この歳になって、まさか人前で号泣するとは思わなかった。それでも涙は止まらない。止めようと思っても後から後からどんどん出てくる。
もうこのまま斬ってくれ。そう父さんに言いたいけど、嗚咽が出るだけで言葉にならない。
「…………ふぅ」
父さんのため息。そしてチンっと何かが鳴る。
「わしも甘いなぁ」
「え?」
「お主は斬れんよ」
目をこすって父さんを見る。仕込み刀はすでにしまわれていて元の杖に戻っている。さらにこちらを見る父さんの表情は、先ほどまでの鬼のような形相ではなく、これまでと変わらない、どこか好々爺然としたものに戻っていた。

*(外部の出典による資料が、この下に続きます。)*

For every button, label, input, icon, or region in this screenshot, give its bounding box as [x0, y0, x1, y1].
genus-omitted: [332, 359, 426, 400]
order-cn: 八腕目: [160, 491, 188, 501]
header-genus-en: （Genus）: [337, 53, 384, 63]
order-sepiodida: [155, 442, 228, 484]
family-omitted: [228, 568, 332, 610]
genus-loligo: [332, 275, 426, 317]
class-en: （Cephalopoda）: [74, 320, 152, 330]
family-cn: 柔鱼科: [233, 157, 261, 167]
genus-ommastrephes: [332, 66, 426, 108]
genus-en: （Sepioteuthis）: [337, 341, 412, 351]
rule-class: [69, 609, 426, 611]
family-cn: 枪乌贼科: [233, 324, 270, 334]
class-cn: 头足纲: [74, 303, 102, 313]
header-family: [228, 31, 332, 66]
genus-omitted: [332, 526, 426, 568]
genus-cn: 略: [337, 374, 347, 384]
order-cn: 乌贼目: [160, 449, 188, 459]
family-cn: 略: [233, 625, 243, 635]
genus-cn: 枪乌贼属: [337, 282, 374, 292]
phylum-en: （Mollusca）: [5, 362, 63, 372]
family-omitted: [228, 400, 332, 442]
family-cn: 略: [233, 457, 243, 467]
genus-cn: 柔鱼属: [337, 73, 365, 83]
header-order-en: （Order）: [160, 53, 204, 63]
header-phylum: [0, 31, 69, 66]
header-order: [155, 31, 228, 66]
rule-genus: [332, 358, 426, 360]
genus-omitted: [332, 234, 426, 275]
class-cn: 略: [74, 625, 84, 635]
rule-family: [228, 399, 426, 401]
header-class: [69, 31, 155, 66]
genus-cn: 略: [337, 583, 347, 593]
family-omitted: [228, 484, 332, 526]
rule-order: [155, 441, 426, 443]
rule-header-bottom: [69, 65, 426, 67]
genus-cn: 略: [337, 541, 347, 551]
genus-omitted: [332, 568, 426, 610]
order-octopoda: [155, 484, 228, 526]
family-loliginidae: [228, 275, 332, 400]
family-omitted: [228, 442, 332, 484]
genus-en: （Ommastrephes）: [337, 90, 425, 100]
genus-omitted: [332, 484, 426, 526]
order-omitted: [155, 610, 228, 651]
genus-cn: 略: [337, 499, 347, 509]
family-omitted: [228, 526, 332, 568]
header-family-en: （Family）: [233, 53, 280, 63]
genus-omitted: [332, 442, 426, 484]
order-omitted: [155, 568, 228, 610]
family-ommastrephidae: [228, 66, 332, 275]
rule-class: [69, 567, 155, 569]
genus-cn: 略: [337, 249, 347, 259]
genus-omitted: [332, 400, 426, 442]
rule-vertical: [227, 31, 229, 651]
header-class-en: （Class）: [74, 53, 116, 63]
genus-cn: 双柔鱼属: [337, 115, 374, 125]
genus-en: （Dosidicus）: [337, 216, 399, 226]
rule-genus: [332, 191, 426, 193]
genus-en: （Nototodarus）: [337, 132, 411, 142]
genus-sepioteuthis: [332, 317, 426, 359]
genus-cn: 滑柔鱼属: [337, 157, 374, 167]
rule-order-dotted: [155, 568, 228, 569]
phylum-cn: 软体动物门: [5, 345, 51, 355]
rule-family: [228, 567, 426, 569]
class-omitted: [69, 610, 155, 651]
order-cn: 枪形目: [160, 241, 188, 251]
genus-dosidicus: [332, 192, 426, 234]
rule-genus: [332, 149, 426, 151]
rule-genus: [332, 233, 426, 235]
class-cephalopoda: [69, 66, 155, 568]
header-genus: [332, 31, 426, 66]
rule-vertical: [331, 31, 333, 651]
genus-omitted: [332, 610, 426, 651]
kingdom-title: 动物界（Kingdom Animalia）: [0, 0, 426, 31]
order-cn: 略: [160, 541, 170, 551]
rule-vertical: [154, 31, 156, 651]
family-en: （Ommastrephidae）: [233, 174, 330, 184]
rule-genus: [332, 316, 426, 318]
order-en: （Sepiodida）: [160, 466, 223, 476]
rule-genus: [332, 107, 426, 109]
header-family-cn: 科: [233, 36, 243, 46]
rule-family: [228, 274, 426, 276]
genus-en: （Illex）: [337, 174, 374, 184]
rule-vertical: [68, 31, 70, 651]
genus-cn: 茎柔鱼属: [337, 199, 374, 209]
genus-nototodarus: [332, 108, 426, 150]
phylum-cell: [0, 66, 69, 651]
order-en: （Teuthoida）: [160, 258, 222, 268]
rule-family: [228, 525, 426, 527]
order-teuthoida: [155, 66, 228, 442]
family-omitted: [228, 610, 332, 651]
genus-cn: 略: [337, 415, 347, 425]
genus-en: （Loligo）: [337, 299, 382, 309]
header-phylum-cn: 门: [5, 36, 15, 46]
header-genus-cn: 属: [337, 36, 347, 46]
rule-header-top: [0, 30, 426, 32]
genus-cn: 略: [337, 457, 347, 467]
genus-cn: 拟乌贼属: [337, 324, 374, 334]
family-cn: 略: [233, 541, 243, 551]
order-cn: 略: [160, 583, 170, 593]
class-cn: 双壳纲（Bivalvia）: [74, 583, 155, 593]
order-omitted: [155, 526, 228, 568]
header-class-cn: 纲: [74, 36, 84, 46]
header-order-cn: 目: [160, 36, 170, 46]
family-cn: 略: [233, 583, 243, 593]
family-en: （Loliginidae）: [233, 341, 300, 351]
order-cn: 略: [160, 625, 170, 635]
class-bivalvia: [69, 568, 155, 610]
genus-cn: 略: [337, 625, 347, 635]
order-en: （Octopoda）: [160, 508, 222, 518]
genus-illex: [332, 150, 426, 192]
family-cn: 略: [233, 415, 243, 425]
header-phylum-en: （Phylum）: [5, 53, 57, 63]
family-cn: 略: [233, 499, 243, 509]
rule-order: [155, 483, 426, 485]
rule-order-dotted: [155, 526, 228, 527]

「お前はイリスだ。イリス以外の何物でもない。その涙で感じた」
「…………でも。僕は」
「いや、イリスだよ。お前の言葉が聞こえた。自分は自分だと。そう訴えかけるお前がいたよ。そんな娘の必死の叫びを、どうして父親が無視できようか。お前はお前だ。イリス・グーシィン以外の何物でもない」
父さんが何を見たのか、何を聞いたのか、それが本当なのか幻聴なのか思い込みなのか建前なのか。そんなことはもうどうでもいい。ただ父さんの思いが、ありがたい、ただそうとしか感じなかった。
「ありがとう……父さん」
「うん。お前もな」
その言葉が意味すること。それを考えるのはやめた。
この父親とは何かが通じ合えた。血は繋がっていなくても、1年しか付き合いがなくても。そう思えただけで、僕は満足だった。
「イリス、この国のことは私に任せなさい。お前は信じる道を行け」
「…………はい」
本当の親子じゃない。体はそうでも、心は違う。
けどここにいるのは間違いなく、僕の親だった。ほんの1年足らずの付き合いだけど、その心から見せる愛情は本物の親子そのものだった。かつての僕の親なんかではない。本物の。
それから父さんは静かに笑って、
「ではな。体に気をつけろよ」
そう言って地下室から出ていった。
鍵の音はしなかった。
「……まったく、洒落た真似を」
いつものイリスイリス言っている人とはまったく違う。すべてを知りながらも、それを受け止めて子の規範となろうとする。本物の格好いい大人という感じがした。
もし僕にも子供ができたら、ああいう親父になれるだろうかと。そう思ってしまうほどの。
だからこそ、今。
僕はその思いに応えるために、行く。この国から。外へ。